Un décret doit constituer un socle commun protecteur. La sécurité juridique ne saurait être construite contre les droits des agent·es, mais doit les renforcer et assurer une égalité réelle sur tout le territoire.
Subordonner trop largement les ASA aux « nécessités de service » entretient l’arbitraire et fragilise l’égalité de traitement.
Des garanties encore insuffisantes
Le maintien d’un grand nombre d’autorisations sous condition des « nécessités de service » laisse subsister une marge d’interprétation importante. Sans critères nationaux objectifs, sans traçabilité des refus et sans voies de recours clairement établies, l’effectivité des droits demeure incertaine.

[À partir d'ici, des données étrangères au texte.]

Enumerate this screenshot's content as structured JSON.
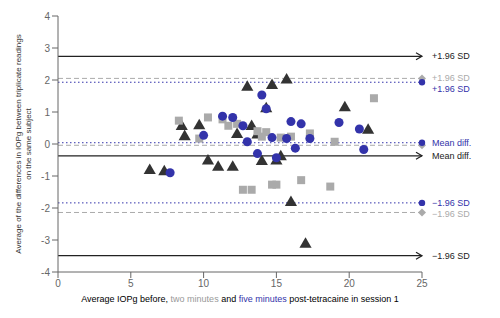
{
  "chart_data": {
    "type": "scatter",
    "xlabel": [
      {
        "text": "Average IOPg before, ",
        "color": "#000000"
      },
      {
        "text": "two minutes",
        "color": "#999999"
      },
      {
        "text": " and ",
        "color": "#000000"
      },
      {
        "text": "five minutes",
        "color": "#3333aa"
      },
      {
        "text": " post-tetracaine in session 1",
        "color": "#000000"
      }
    ],
    "ylabel": "Average of the differences in IOPg between triplicate readings\non the same subject",
    "xlim": [
      0,
      25
    ],
    "ylim": [
      -4,
      4
    ],
    "xticks": [
      0,
      5,
      10,
      15,
      20,
      25
    ],
    "yticks": [
      -4,
      -3,
      -2,
      -1,
      0,
      1,
      2,
      3,
      4
    ],
    "grid": false,
    "series": [
      {
        "color": "#333333",
        "marker": "triangle",
        "x": [
          6.3,
          7.3,
          8.5,
          8.7,
          9.7,
          10.3,
          11.0,
          12.0,
          12.3,
          13.0,
          13.3,
          13.7,
          14.0,
          14.3,
          14.7,
          15.0,
          15.3,
          15.7,
          16.0,
          17.0,
          19.7,
          21.3
        ],
        "values": [
          -0.83,
          -0.87,
          0.55,
          0.23,
          0.57,
          -0.53,
          -0.73,
          -0.73,
          0.3,
          1.77,
          0.55,
          0.28,
          -0.55,
          1.1,
          1.83,
          -0.53,
          -0.4,
          2.0,
          -1.83,
          -3.13,
          1.13,
          0.43
        ]
      },
      {
        "color": "#aaaaaa",
        "marker": "square",
        "x": [
          8.3,
          9.7,
          10.3,
          11.3,
          11.7,
          12.3,
          12.7,
          13.3,
          13.7,
          14.0,
          14.3,
          14.7,
          15.0,
          15.3,
          16.0,
          16.7,
          17.3,
          18.7,
          19.0,
          21.7
        ],
        "values": [
          0.73,
          0.17,
          0.83,
          0.77,
          0.57,
          0.63,
          -1.43,
          -1.43,
          0.4,
          0.23,
          0.37,
          -1.27,
          -1.27,
          0.2,
          0.23,
          -1.13,
          0.33,
          -1.33,
          0.07,
          1.43
        ]
      },
      {
        "color": "#3333aa",
        "marker": "circle",
        "x": [
          7.7,
          10.0,
          11.3,
          12.0,
          12.7,
          13.0,
          13.7,
          14.0,
          14.3,
          14.7,
          15.0,
          15.7,
          16.0,
          16.3,
          16.7,
          17.3,
          19.3,
          20.7,
          21.0
        ],
        "values": [
          -0.9,
          0.27,
          0.87,
          0.83,
          0.57,
          0.07,
          -0.3,
          1.53,
          1.1,
          0.2,
          -0.43,
          0.17,
          0.7,
          -0.13,
          0.63,
          0.17,
          0.67,
          0.47,
          -0.17
        ]
      }
    ],
    "reference_lines": [
      {
        "y": 2.74,
        "color": "#222222",
        "line_style": "solid",
        "marker": "arrow",
        "label": "+1.96 SD"
      },
      {
        "y": -3.49,
        "color": "#222222",
        "line_style": "solid",
        "marker": "arrow",
        "label": "−1.96 SD"
      },
      {
        "y": -0.37,
        "color": "#222222",
        "line_style": "solid",
        "marker": "arrow",
        "label": "Mean diff."
      },
      {
        "y": 2.05,
        "color": "#aaaaaa",
        "line_style": "dashed",
        "marker": "diamond",
        "label": "+1.96 SD"
      },
      {
        "y": -2.14,
        "color": "#aaaaaa",
        "line_style": "dashed",
        "marker": "diamond",
        "label": "−1.96 SD"
      },
      {
        "y": -0.04,
        "color": "#aaaaaa",
        "line_style": "dashed",
        "marker": "diamond"
      },
      {
        "y": 1.93,
        "color": "#3333aa",
        "line_style": "dotted",
        "marker": "circle",
        "label": "+1.96 SD"
      },
      {
        "y": -1.84,
        "color": "#3333aa",
        "line_style": "dotted",
        "marker": "circle",
        "label": "−1.96 SD"
      },
      {
        "y": 0.04,
        "color": "#3333aa",
        "line_style": "dotted",
        "marker": "circle",
        "label": "Mean diff."
      }
    ]
  }
}
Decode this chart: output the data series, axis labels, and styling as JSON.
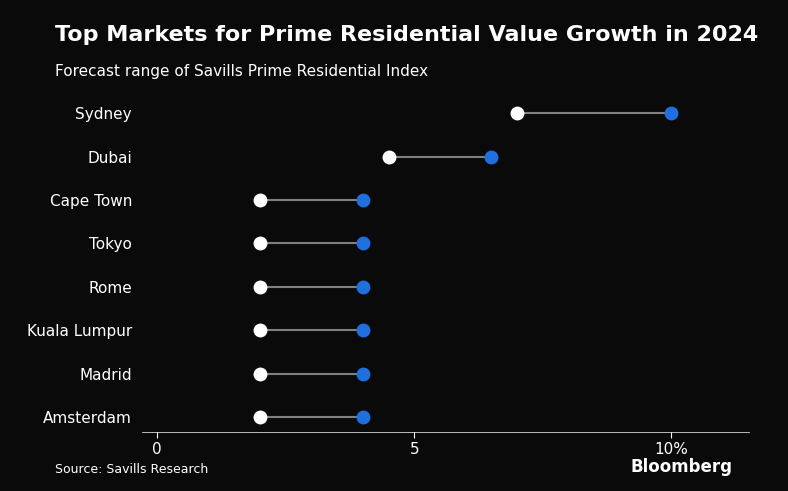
{
  "title": "Top Markets for Prime Residential Value Growth in 2024",
  "subtitle": "Forecast range of Savills Prime Residential Index",
  "source": "Source: Savills Research",
  "bloomberg": "Bloomberg",
  "background_color": "#0a0a0a",
  "text_color": "#ffffff",
  "line_color": "#808080",
  "dot_start_color": "#ffffff",
  "dot_end_color": "#1f6fde",
  "categories": [
    "Sydney",
    "Dubai",
    "Cape Town",
    "Tokyo",
    "Rome",
    "Kuala Lumpur",
    "Madrid",
    "Amsterdam"
  ],
  "range_start": [
    7.0,
    4.5,
    2.0,
    2.0,
    2.0,
    2.0,
    2.0,
    2.0
  ],
  "range_end": [
    10.0,
    6.5,
    4.0,
    4.0,
    4.0,
    4.0,
    4.0,
    4.0
  ],
  "xlim": [
    -0.3,
    11.5
  ],
  "xticks": [
    0,
    5,
    10
  ],
  "xtick_labels": [
    "0",
    "5",
    "10%"
  ],
  "title_fontsize": 16,
  "subtitle_fontsize": 11,
  "label_fontsize": 11,
  "source_fontsize": 9,
  "dot_size": 100
}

Les justificatifs exigés doivent par ailleurs rester proportionnés et respecter strictement la confidentialité des situations personnelles.
- Davantage d’ASA accordées de droit ;
- Un encadrement strict et national des refus ;
- Une doctrine opposable garantissant l’égalité de traitement ;
- Des justificatifs proportionnés et respectueux de la vie privée.
Des reculs concrets à éviter
- Décès d’un proche : un périmètre trop restrictif au regard des réalités familiales contemporaines.
- Garde d’enfant malade : des dispositions en retrait par rapport à l’existant et des distinctions d’âge discutables.
- Handicap : l’absence de garantie explicite d’absence de limite d’âge en cas de situation lourde.
- Santé des femmes : aucune mesure spécifique malgré les revendications portées dans le cadre des travaux sur l’égalité professionnelle.
Un enjeu concret pour le ministère de l’Intérieur
Dans un ministère caractérisé par des horaires atypiques, des cycles spécifiques et des services souvent en tension, les ASA constituent un outil essentiel d’équilibre entre vie professionnelle et vie familiale. Toute régression aurait des conséquences directes sur les conditions de travail et sur l’égalité réelle entre les femmes et les hommes.
La vigilance collective s’impose afin que ce décret devienne un socle protecteur et non un plafond organisant un recul silencieux des droits.